Masterly study reconfirms the significance and staggering human cost of the 1914–18 campaigns in East Africa.
Considered by many then and now as a “sideshow” to World War I’s European theater, the battle waged by Great Britain and its allies against the Germans in their respective East African colonies claimed more than 100,000 lives and cost a veritable fortune (£2.8 billion in today’s money). And not everyone thought it was a minor field of conflict: “The Great War was more occasioned by conflicting colonial ambitions in Africa than by German and Austrian schemes in the Balkans and Asia Minor,” argued British explorer Harry Johnson in 1919. It started badly for the British, who ran into immediate German resistance when they tried to secure the coast for shipping.
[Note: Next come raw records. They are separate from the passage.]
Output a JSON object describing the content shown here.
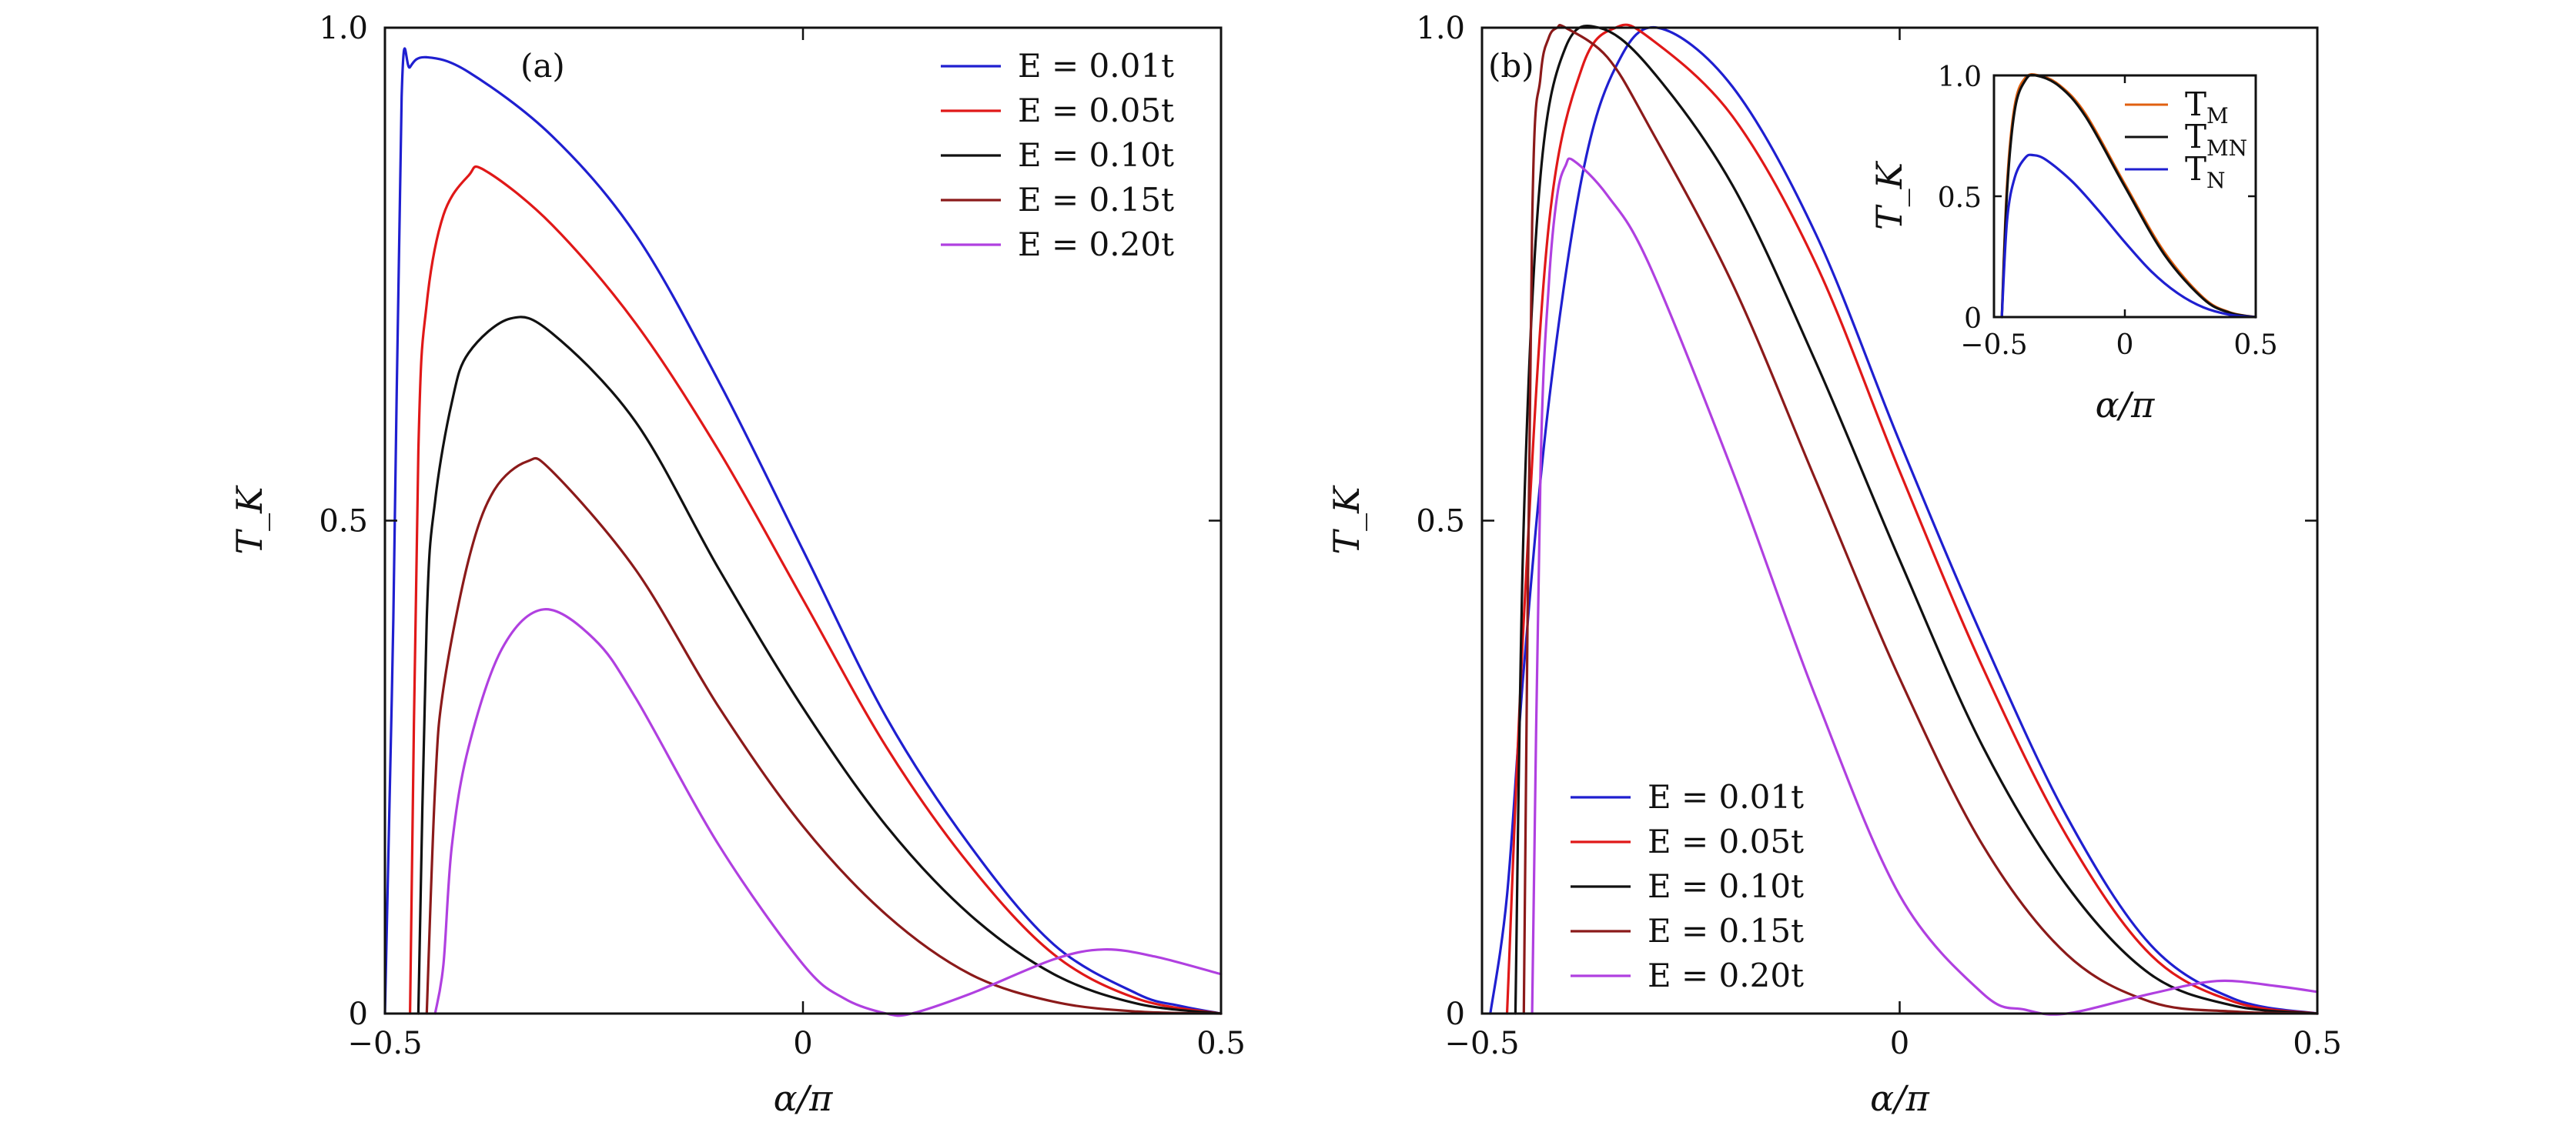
{
  "chart_data": [
    {
      "panel": "(a)",
      "type": "line",
      "xlabel": "α/π",
      "ylabel": "T_K",
      "xlim": [
        -0.5,
        0.5
      ],
      "ylim": [
        0,
        1.0
      ],
      "xticks": [
        "−0.5",
        "0",
        "0.5"
      ],
      "yticks": [
        "0",
        "0.5",
        "1.0"
      ],
      "legend_position": "top-right",
      "series": [
        {
          "name": "E = 0.01t",
          "color": "#1f1fd0",
          "x": [
            -0.5,
            -0.49,
            -0.48,
            -0.47,
            -0.45,
            -0.4,
            -0.3,
            -0.2,
            -0.1,
            0.0,
            0.1,
            0.2,
            0.3,
            0.4,
            0.45,
            0.5
          ],
          "y": [
            0,
            0.4,
            0.93,
            0.96,
            0.97,
            0.955,
            0.89,
            0.79,
            0.64,
            0.47,
            0.3,
            0.17,
            0.07,
            0.02,
            0.008,
            0.0
          ]
        },
        {
          "name": "E = 0.05t",
          "color": "#e01818",
          "x": [
            -0.47,
            -0.46,
            -0.45,
            -0.43,
            -0.4,
            -0.38,
            -0.3,
            -0.2,
            -0.1,
            0.0,
            0.1,
            0.2,
            0.3,
            0.4,
            0.5
          ],
          "y": [
            0,
            0.57,
            0.72,
            0.81,
            0.85,
            0.855,
            0.8,
            0.7,
            0.57,
            0.42,
            0.27,
            0.15,
            0.06,
            0.015,
            0.0
          ]
        },
        {
          "name": "E = 0.10t",
          "color": "#111111",
          "x": [
            -0.46,
            -0.45,
            -0.44,
            -0.42,
            -0.4,
            -0.35,
            -0.3,
            -0.2,
            -0.1,
            0.0,
            0.1,
            0.2,
            0.3,
            0.4,
            0.5
          ],
          "y": [
            0,
            0.4,
            0.52,
            0.62,
            0.67,
            0.705,
            0.69,
            0.6,
            0.45,
            0.31,
            0.19,
            0.1,
            0.04,
            0.01,
            0.0
          ]
        },
        {
          "name": "E = 0.15t",
          "color": "#8b1a1a",
          "x": [
            -0.45,
            -0.44,
            -0.43,
            -0.4,
            -0.37,
            -0.33,
            -0.3,
            -0.2,
            -0.1,
            0.0,
            0.1,
            0.2,
            0.3,
            0.4,
            0.5
          ],
          "y": [
            0,
            0.23,
            0.33,
            0.46,
            0.53,
            0.56,
            0.55,
            0.45,
            0.31,
            0.19,
            0.1,
            0.04,
            0.012,
            0.002,
            0.0
          ]
        },
        {
          "name": "E = 0.20t",
          "color": "#b040e0",
          "x": [
            -0.44,
            -0.43,
            -0.42,
            -0.4,
            -0.36,
            -0.31,
            -0.25,
            -0.2,
            -0.1,
            0.0,
            0.05,
            0.1,
            0.13,
            0.2,
            0.3,
            0.36,
            0.42,
            0.5
          ],
          "y": [
            0,
            0.05,
            0.17,
            0.27,
            0.37,
            0.41,
            0.38,
            0.32,
            0.17,
            0.05,
            0.015,
            0.0,
            0.0,
            0.02,
            0.055,
            0.065,
            0.058,
            0.04
          ]
        }
      ]
    },
    {
      "panel": "(b)",
      "type": "line",
      "xlabel": "α/π",
      "ylabel": "T_K",
      "xlim": [
        -0.5,
        0.5
      ],
      "ylim": [
        0,
        1.0
      ],
      "xticks": [
        "−0.5",
        "0",
        "0.5"
      ],
      "yticks": [
        "0",
        "0.5",
        "1.0"
      ],
      "legend_position": "bottom-left",
      "series": [
        {
          "name": "E = 0.01t",
          "color": "#1f1fd0",
          "x": [
            -0.49,
            -0.47,
            -0.45,
            -0.42,
            -0.38,
            -0.34,
            -0.29,
            -0.2,
            -0.1,
            0.0,
            0.1,
            0.2,
            0.3,
            0.4,
            0.5
          ],
          "y": [
            0,
            0.12,
            0.35,
            0.62,
            0.85,
            0.96,
            1.0,
            0.94,
            0.79,
            0.58,
            0.38,
            0.2,
            0.07,
            0.015,
            0.0
          ]
        },
        {
          "name": "E = 0.05t",
          "color": "#e01818",
          "x": [
            -0.47,
            -0.45,
            -0.42,
            -0.38,
            -0.34,
            -0.3,
            -0.2,
            -0.1,
            0.0,
            0.1,
            0.2,
            0.3,
            0.4,
            0.5
          ],
          "y": [
            0,
            0.4,
            0.8,
            0.96,
            1.0,
            0.99,
            0.91,
            0.76,
            0.55,
            0.35,
            0.18,
            0.06,
            0.012,
            0.0
          ]
        },
        {
          "name": "E = 0.10t",
          "color": "#111111",
          "x": [
            -0.46,
            -0.45,
            -0.43,
            -0.4,
            -0.36,
            -0.3,
            -0.2,
            -0.1,
            0.0,
            0.1,
            0.2,
            0.3,
            0.4,
            0.5
          ],
          "y": [
            0,
            0.5,
            0.85,
            0.98,
            1.0,
            0.96,
            0.84,
            0.66,
            0.46,
            0.27,
            0.13,
            0.04,
            0.008,
            0.0
          ]
        },
        {
          "name": "E = 0.15t",
          "color": "#8b1a1a",
          "x": [
            -0.45,
            -0.44,
            -0.43,
            -0.42,
            -0.41,
            -0.4,
            -0.35,
            -0.3,
            -0.2,
            -0.1,
            0.0,
            0.1,
            0.2,
            0.3,
            0.4,
            0.5
          ],
          "y": [
            0,
            0.8,
            0.95,
            0.99,
            1.0,
            1.0,
            0.97,
            0.9,
            0.74,
            0.54,
            0.34,
            0.17,
            0.06,
            0.012,
            0.002,
            0.0
          ]
        },
        {
          "name": "E = 0.20t",
          "color": "#b040e0",
          "x": [
            -0.44,
            -0.43,
            -0.42,
            -0.41,
            -0.4,
            -0.39,
            -0.35,
            -0.3,
            -0.2,
            -0.1,
            0.0,
            0.1,
            0.15,
            0.2,
            0.3,
            0.38,
            0.45,
            0.5
          ],
          "y": [
            0,
            0.55,
            0.74,
            0.83,
            0.86,
            0.865,
            0.83,
            0.76,
            0.55,
            0.32,
            0.12,
            0.02,
            0.004,
            0.0,
            0.02,
            0.033,
            0.028,
            0.022
          ]
        }
      ]
    },
    {
      "panel": "(b) inset",
      "type": "line",
      "xlabel": "α/π",
      "ylabel": "T_K",
      "xlim": [
        -0.5,
        0.5
      ],
      "ylim": [
        0,
        1.0
      ],
      "xticks": [
        "−0.5",
        "0",
        "0.5"
      ],
      "yticks": [
        "0",
        "0.5",
        "1.0"
      ],
      "legend_position": "top-right",
      "series": [
        {
          "name": "T",
          "subscript": "M",
          "color": "#e06010",
          "x": [
            -0.47,
            -0.45,
            -0.42,
            -0.38,
            -0.33,
            -0.25,
            -0.15,
            0.0,
            0.15,
            0.3,
            0.4,
            0.5
          ],
          "y": [
            0,
            0.55,
            0.88,
            0.99,
            1.0,
            0.96,
            0.84,
            0.55,
            0.27,
            0.08,
            0.02,
            0.0
          ]
        },
        {
          "name": "T",
          "subscript": "MN",
          "color": "#111111",
          "x": [
            -0.47,
            -0.45,
            -0.42,
            -0.38,
            -0.34,
            -0.25,
            -0.15,
            0.0,
            0.15,
            0.3,
            0.4,
            0.5
          ],
          "y": [
            0,
            0.52,
            0.86,
            0.98,
            1.0,
            0.955,
            0.83,
            0.54,
            0.26,
            0.075,
            0.018,
            0.0
          ]
        },
        {
          "name": "T",
          "subscript": "N",
          "color": "#1f1fd0",
          "x": [
            -0.47,
            -0.45,
            -0.42,
            -0.38,
            -0.35,
            -0.3,
            -0.2,
            -0.1,
            0.0,
            0.1,
            0.2,
            0.3,
            0.4,
            0.5
          ],
          "y": [
            0,
            0.4,
            0.58,
            0.66,
            0.67,
            0.65,
            0.56,
            0.44,
            0.31,
            0.19,
            0.1,
            0.04,
            0.01,
            0.0
          ]
        }
      ]
    }
  ]
}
Determined not to let the British cross the border into German East Africa, Colonel Paul von Lettow-Vorbeck rebuffed them in the famous battle of Tanga. For four years, the German commander defied incursions by Allied troops in vastly superior numbers led by British generals Arthur Aitken, Michael Tighe and Reginald Hoskins, as well as South African commander Jan Smuts. He did not surrender until November 25, 1918, two weeks after the European armistice. English scholar Paice, a fellow of the Royal Geographical Society, puts enormous amounts of research to excellent use in his first book. The intricate narrative shows South Africans overcoming their resentment from the Boer War to join with the opportunistic Portuguese on the side of the British. In addition, a million able-bodied Africans were pressed into work as carriers for these armies over difficult, insect-ridden terrain. At least 95,000 died, alongside 11,189 British troops.
An authoritative summing-up of a grim, complex and little-known part of World War I.